I would have taken more time sizing up the operation, checking for any kind of surveillance, but Su Young threw herself at the fence and was almost over before I realized what was happening. I followed, and we were both halfway over when some guy from inside the private school’s grounds stopped by and said “What are you doing?”
It was a strange moment, me looking down at him, him up at us. I put on a cheery smile and said hello in a loud and confident voice. He didn’t reply. I followed up with – “It’s OK, we’re magazine reporters, we’re going to take photos on the inside.”

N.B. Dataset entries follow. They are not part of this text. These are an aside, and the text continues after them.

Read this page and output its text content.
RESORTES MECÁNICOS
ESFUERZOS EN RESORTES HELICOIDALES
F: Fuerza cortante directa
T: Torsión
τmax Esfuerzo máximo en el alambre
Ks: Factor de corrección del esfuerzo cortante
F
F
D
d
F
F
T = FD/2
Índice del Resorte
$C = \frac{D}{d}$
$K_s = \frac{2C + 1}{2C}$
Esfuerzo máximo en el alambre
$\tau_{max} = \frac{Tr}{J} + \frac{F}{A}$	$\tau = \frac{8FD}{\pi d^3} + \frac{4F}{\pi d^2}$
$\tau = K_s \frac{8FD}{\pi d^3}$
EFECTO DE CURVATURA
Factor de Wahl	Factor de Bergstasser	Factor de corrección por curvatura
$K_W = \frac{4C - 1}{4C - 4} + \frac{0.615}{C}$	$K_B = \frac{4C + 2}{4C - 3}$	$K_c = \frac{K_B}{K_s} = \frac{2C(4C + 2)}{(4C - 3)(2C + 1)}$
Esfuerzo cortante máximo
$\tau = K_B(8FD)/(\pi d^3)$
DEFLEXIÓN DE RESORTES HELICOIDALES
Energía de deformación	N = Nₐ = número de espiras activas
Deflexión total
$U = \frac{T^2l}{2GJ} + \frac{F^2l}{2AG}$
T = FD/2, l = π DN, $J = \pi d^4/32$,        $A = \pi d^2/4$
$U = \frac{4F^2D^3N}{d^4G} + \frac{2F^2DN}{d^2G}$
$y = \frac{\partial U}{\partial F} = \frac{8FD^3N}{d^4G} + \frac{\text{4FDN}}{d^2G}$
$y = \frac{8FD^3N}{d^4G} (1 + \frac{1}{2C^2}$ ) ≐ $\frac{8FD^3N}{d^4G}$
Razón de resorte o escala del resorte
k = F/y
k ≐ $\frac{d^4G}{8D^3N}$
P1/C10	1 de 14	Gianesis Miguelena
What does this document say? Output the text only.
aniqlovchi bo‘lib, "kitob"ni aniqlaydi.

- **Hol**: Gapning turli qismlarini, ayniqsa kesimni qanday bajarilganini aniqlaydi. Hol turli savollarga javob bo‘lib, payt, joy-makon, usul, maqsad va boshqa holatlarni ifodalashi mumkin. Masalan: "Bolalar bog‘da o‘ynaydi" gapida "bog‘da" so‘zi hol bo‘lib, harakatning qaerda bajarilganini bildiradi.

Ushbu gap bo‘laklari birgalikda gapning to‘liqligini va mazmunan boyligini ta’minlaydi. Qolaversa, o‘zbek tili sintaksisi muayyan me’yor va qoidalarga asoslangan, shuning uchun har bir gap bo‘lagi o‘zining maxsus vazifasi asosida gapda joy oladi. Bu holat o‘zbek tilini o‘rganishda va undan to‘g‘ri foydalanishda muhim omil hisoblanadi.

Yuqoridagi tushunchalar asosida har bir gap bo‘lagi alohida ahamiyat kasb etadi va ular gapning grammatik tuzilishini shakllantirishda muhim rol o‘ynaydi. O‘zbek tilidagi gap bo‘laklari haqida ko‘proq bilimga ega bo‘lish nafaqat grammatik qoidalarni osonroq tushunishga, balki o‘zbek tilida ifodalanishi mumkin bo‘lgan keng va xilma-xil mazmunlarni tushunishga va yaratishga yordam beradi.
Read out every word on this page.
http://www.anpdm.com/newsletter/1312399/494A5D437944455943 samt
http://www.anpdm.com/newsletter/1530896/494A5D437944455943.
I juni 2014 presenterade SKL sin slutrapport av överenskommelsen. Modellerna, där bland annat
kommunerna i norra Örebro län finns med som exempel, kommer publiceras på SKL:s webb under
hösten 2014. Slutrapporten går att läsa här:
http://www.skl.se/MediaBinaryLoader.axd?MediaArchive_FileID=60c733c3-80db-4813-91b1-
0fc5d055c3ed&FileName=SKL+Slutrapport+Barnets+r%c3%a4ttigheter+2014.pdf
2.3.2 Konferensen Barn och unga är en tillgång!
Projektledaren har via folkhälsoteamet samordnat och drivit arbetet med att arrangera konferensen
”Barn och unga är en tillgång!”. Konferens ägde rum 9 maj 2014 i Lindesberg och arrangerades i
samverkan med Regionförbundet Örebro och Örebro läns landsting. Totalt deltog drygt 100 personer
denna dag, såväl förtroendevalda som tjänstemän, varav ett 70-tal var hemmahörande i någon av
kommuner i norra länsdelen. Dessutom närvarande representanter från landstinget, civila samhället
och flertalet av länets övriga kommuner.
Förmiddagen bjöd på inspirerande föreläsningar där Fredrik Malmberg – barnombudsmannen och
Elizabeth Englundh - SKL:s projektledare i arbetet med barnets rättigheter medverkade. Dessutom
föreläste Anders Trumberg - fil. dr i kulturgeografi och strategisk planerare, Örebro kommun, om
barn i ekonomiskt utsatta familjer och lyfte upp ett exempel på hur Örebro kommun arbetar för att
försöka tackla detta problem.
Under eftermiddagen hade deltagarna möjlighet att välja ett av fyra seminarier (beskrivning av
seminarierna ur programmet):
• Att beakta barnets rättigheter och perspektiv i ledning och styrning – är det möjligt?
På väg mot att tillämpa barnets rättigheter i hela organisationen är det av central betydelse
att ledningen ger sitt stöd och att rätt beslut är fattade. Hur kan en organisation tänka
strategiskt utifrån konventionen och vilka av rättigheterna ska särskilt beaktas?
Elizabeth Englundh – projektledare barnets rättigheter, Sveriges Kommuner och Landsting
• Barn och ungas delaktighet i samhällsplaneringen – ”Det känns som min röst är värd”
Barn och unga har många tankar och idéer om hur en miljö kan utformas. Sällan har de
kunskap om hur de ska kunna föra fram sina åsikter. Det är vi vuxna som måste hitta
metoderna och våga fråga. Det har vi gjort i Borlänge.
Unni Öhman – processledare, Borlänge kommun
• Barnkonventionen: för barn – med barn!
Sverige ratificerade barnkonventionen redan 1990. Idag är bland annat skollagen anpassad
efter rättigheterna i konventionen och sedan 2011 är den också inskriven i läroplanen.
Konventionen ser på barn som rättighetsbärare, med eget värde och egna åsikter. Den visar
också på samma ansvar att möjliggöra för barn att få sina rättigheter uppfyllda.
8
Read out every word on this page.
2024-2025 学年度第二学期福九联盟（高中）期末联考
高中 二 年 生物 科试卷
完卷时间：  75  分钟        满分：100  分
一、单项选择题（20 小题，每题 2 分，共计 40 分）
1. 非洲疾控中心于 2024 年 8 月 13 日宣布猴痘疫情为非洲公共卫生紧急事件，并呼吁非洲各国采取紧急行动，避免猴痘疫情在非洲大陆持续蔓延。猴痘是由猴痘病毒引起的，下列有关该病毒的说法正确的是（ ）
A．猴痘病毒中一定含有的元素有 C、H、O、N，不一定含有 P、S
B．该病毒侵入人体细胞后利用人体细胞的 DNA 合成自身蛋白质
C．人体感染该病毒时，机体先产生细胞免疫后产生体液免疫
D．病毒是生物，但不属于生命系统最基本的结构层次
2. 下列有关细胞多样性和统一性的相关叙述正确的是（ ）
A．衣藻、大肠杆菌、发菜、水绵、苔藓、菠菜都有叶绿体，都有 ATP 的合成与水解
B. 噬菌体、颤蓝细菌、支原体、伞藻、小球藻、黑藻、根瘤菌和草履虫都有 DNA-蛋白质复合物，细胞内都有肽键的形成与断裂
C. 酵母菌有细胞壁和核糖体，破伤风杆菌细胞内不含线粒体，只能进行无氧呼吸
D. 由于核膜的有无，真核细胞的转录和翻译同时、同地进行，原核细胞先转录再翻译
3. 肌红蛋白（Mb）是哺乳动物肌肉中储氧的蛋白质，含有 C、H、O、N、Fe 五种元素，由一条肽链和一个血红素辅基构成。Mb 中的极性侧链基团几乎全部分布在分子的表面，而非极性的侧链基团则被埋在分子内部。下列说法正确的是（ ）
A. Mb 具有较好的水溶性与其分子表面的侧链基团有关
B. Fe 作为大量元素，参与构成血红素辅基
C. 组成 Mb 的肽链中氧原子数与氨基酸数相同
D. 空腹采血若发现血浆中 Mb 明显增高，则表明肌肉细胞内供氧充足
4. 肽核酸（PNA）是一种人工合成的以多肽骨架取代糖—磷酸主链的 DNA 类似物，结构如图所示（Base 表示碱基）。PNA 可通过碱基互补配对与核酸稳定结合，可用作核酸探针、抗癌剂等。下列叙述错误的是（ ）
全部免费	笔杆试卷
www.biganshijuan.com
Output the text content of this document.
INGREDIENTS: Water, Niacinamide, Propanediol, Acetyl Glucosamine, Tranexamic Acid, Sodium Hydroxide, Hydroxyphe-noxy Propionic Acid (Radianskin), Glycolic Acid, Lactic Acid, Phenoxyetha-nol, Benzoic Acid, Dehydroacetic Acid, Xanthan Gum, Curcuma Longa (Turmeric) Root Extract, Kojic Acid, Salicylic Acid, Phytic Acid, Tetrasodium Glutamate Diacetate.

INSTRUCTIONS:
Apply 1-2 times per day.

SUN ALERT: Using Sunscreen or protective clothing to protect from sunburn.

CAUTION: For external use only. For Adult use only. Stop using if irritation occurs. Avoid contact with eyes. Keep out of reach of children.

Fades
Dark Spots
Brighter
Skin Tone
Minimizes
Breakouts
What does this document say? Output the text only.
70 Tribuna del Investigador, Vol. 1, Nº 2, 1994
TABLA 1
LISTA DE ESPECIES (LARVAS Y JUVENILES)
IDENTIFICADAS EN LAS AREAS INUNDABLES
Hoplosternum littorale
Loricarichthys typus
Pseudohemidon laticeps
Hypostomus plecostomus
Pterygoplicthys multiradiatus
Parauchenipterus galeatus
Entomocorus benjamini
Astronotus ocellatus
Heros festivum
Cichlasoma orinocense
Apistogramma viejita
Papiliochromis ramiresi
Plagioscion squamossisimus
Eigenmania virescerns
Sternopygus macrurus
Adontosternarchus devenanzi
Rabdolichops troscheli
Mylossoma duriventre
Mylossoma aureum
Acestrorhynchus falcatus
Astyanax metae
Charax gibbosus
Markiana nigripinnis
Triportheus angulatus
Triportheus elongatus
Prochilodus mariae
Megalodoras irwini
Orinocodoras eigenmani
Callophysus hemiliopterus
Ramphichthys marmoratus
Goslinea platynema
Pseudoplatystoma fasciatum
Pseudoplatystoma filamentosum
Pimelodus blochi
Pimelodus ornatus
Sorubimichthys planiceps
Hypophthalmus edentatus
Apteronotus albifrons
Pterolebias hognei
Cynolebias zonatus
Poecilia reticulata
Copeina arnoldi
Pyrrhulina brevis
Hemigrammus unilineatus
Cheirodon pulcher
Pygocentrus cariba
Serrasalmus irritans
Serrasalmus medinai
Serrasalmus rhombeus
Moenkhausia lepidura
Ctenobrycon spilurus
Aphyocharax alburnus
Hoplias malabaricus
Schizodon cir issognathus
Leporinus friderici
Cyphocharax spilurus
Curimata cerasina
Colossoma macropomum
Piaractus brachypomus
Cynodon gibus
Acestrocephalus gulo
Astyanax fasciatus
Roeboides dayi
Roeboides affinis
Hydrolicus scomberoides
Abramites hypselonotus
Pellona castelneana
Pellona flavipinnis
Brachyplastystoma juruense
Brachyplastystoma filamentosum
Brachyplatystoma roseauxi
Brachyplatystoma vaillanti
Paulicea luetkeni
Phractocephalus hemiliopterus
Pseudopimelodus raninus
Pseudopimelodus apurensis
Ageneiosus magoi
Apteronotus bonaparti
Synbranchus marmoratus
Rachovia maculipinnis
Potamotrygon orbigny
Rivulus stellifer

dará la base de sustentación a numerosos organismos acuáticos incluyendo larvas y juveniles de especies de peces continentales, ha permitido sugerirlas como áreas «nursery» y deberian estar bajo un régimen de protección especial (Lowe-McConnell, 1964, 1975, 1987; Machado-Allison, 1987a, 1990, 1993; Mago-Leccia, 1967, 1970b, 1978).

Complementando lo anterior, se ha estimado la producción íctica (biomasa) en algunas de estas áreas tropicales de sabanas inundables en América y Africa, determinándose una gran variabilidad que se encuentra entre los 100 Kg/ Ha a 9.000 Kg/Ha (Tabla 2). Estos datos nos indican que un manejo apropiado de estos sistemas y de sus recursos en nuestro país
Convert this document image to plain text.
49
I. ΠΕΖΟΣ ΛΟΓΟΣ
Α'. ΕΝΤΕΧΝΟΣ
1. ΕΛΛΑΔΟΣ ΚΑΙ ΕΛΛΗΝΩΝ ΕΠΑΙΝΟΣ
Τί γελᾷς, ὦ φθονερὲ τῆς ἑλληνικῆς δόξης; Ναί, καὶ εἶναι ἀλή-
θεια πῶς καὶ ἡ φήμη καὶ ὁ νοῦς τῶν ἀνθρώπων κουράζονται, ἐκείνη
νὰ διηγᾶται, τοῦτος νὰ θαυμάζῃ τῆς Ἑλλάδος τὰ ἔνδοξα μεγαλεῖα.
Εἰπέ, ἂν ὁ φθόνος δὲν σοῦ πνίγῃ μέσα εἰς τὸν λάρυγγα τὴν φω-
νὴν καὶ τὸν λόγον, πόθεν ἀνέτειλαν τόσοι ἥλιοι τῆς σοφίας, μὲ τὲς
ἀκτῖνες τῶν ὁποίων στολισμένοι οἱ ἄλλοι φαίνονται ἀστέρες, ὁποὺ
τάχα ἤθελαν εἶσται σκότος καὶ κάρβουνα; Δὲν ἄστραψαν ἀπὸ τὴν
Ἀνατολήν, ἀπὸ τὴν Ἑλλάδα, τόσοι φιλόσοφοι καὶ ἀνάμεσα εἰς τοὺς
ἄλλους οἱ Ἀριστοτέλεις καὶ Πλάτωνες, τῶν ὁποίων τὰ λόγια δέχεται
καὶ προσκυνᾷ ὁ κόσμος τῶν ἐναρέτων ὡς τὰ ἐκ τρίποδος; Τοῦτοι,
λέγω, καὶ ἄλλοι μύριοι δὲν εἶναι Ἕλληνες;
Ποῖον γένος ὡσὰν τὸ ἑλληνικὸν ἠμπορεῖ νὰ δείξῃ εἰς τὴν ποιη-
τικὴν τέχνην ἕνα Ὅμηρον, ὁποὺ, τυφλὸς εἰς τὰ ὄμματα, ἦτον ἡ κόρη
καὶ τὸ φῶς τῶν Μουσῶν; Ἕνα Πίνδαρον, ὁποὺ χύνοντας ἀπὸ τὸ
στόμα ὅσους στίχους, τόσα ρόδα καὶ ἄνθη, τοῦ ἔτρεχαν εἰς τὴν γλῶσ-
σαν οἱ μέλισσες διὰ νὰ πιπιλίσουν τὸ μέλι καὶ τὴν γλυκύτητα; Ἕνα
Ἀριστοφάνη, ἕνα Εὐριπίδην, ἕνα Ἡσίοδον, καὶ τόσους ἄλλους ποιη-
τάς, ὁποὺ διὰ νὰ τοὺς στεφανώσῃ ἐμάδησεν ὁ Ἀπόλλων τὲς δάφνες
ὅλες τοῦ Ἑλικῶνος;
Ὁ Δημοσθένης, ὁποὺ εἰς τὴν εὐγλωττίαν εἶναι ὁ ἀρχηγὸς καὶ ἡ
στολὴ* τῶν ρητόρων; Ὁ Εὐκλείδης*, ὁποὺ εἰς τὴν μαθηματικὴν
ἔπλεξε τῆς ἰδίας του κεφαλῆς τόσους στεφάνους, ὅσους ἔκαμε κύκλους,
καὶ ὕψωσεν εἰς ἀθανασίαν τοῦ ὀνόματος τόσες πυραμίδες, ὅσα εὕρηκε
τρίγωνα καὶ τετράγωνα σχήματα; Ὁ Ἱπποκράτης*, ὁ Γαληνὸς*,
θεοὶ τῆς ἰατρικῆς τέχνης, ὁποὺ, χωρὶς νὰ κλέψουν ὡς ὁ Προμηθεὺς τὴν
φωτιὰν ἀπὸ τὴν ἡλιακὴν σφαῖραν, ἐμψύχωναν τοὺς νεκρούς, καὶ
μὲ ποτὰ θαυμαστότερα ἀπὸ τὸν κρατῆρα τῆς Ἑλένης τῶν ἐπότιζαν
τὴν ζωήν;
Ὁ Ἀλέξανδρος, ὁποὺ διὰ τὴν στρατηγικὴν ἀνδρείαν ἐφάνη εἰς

He looked at us a while longer, both of us now smiling. Su Young said- “we won’t be long”, then continued climbing over the fence, and the moment was over. I can only imagine the guy shrugged and went on about his business.
This will be my cover for future haikyo I think. It appeals to a nebulous kind of authority that suggests we’ve got permission, but is uncheckable really, while also asserting we’re harmless and temporary. Either way, it worked this time and no police came to dig us out- though I did worry a little every time I heard nearby sirens.
We meandered through the tall reed underbrush, to the main car park area at the back which was half-coated in creeping vines, then up the side of the building.
Walking along the side.
The vine-carpeted car park.
Vines tangle in a bike shed.
We found a room which was open, but there was nothing at all to see inside- just empty space and the mildewed smell of old tatami mats. Up again, and again, and then there was the chute through to the roof. I remembered it being a tight squeeze for me last time, but this time I could only just worm my way through after taking off my bag.
Su Young climbs to the ladder.
Looking down on the chute.
On top, we lay down on the warm roof-liner and looked up at the cloudless blue sky. Planes flew by overhead. It was very peaceful and quiet, one remove away from the world.
Su young dances on the roof.
The other apartment block seen from the roof.
After that we packed up and rolled out.
FACTFILE
Location – Sagamihara, Tokyo
Entry – Not easy- over a plate metal fence in full view.
Highlights – Claiming to be journalists unchallenged, dancing on the roof, squeezing through the roof-chute.